La Cour de justice de l’Union européenne, par un arrêt du 18 avril 2024, précise le champ d’application de la directive relative à la prévention du blanchiment. Une société commerciale exerce une activité consistant en l’achat, la vente et la location de biens immobiliers propres à diverses personnes morales. L’administration fiscale nationale a estimé que le bailleur fournissait un service de siège statutaire en autorisant l’enregistrement du siège social des locataires. En conséquence, une amende a été infligée à cette société pour avoir méconnu les obligations déclaratives inhérentes à la qualité de prestataire de services. L’administratīvā rajona tiesa, tribunal administratif de district en Lettonie, saisie d’un recours en annulation, s’interroge sur l’assimilation d’un propriétaire bailleur à un prestataire de services. Elle demande si la notion de prestataire de services suppose une activité particulière se distinguant de la simple mise à disposition d’un immeuble contre loyer. La Cour de justice répond que le propriétaire bailleur ne relève pas de cette qualification du seul fait de l’enregistrement du siège par le locataire.
I. La distinction entre la prestation de service aux sociétés et le contrat de bail
A. L’interprétation matérielle du service de mise à disposition d’un siège statutaire
La Cour souligne que la notion de prestataire de services aux sociétés implique la fourniture d’un point de contact à titre professionnel et à des tiers. Selon l’article 3, point 7, sous c), de la directive 2015/849, ce service consiste à fournir « un siège statutaire, une adresse commerciale, postale ou administrative ». La décision précise que cette mise à disposition d’un point de contact administratif « se distingue d’un service consistant en la simple location d’un bien immeuble ». Cette analyse textuelle limite le champ des entités assujetties aux acteurs dont la mission principale porte sur la structure juridique des clients. En effet, l’activité visée par la directive suppose une intervention active dans l’organisation de la vie sociale ou juridique d’une entité tierce.

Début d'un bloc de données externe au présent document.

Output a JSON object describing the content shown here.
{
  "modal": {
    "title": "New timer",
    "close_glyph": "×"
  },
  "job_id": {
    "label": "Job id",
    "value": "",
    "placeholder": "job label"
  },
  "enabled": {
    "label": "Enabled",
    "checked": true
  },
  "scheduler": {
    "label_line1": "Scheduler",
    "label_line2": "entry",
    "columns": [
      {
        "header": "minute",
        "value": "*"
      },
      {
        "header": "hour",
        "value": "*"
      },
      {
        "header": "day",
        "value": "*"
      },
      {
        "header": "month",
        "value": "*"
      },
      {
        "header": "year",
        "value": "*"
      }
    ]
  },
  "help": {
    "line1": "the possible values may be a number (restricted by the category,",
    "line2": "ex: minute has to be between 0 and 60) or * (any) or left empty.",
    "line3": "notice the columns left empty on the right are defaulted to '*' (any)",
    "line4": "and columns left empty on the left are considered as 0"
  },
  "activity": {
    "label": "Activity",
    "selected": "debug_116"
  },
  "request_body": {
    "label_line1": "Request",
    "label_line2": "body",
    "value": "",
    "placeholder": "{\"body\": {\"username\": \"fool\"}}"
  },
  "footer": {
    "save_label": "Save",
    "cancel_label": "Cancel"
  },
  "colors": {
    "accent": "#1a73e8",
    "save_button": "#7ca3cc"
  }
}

B. L’autonomie de l’activité de location immobilière simple
L’objet d’un contrat de bail se limite en principe à l’engagement de mettre un bien à disposition contre le paiement régulier d’un loyer conventionnel. La Cour observe que « le recours au service consistant à fournir un siège statutaire (…) ne suppose nullement la conclusion d’un contrat de bail ». L’accord donné par le propriétaire pour l’enregistrement du siège constitue un droit connexe découlant naturellement de la prestation principale de mise à disposition. Par ailleurs, la simple inclusion d’une clause autorisant la domiciliation répond souvent à une obligation légale de justifier d’un siège social effectif. Cette distinction garantit que les obligations de vigilance ne pèsent pas sur les bailleurs dont l’activité n’est pas liée à l’ingénierie juridique.
II. Une application proportionnée de la directive sur la prévention du blanchiment
A. L’exclusion raisonnée des bailleurs du champ des entités assujetties par défaut
Le législateur de l’Union énumère limitativement les professions assujetties, en ciblant particulièrement les notaires, les avocats et les agents immobiliers lors de transactions spécifiques. La Cour relève que « le législateur de l’Union s’est abstenu d’inclure, de manière générale ou même sous certaines conditions, les bailleurs de biens immeubles ». L’application automatique des mesures préventives à tout propriétaire bailleur introduirait une charge administrative excessive sans lien direct avec les risques de blanchiment. De plus, les autres services énumérés par la directive ne se rapportent pas à des opérations purement immobilières mais à des fonctions fiduciaires. Cette solution préserve la cohérence de la liste des entités assujetties en excluant les acteurs dont l’implication financière demeure périphérique ou passive.
B. La préservation de la faculté d’extension du champ d’application par les États membres
Cependant, la directive ne procède qu’à une harmonisation minimale et autorise les États membres à adopter des dispositions nationales nettement plus strictes et contraignantes. L’article 4, paragraphe 1, permet d’étendre le champ d’application aux catégories d’entreprises exerçant des activités susceptibles d’être utilisées à des fins criminelles. En l’espèce, le législateur national n’avait pas explicitement fait usage de cette faculté d’extension pour viser les propriétaires bailleurs de manière spécifique. Le juge européen rappelle ainsi que l’élargissement des obligations de lutte contre le blanchiment nécessite une base légale claire et une évaluation préalable. La Cour maintient un équilibre entre l’efficacité de la lutte contre les flux illicites et la sécurité juridique des relations contractuelles ordinaires.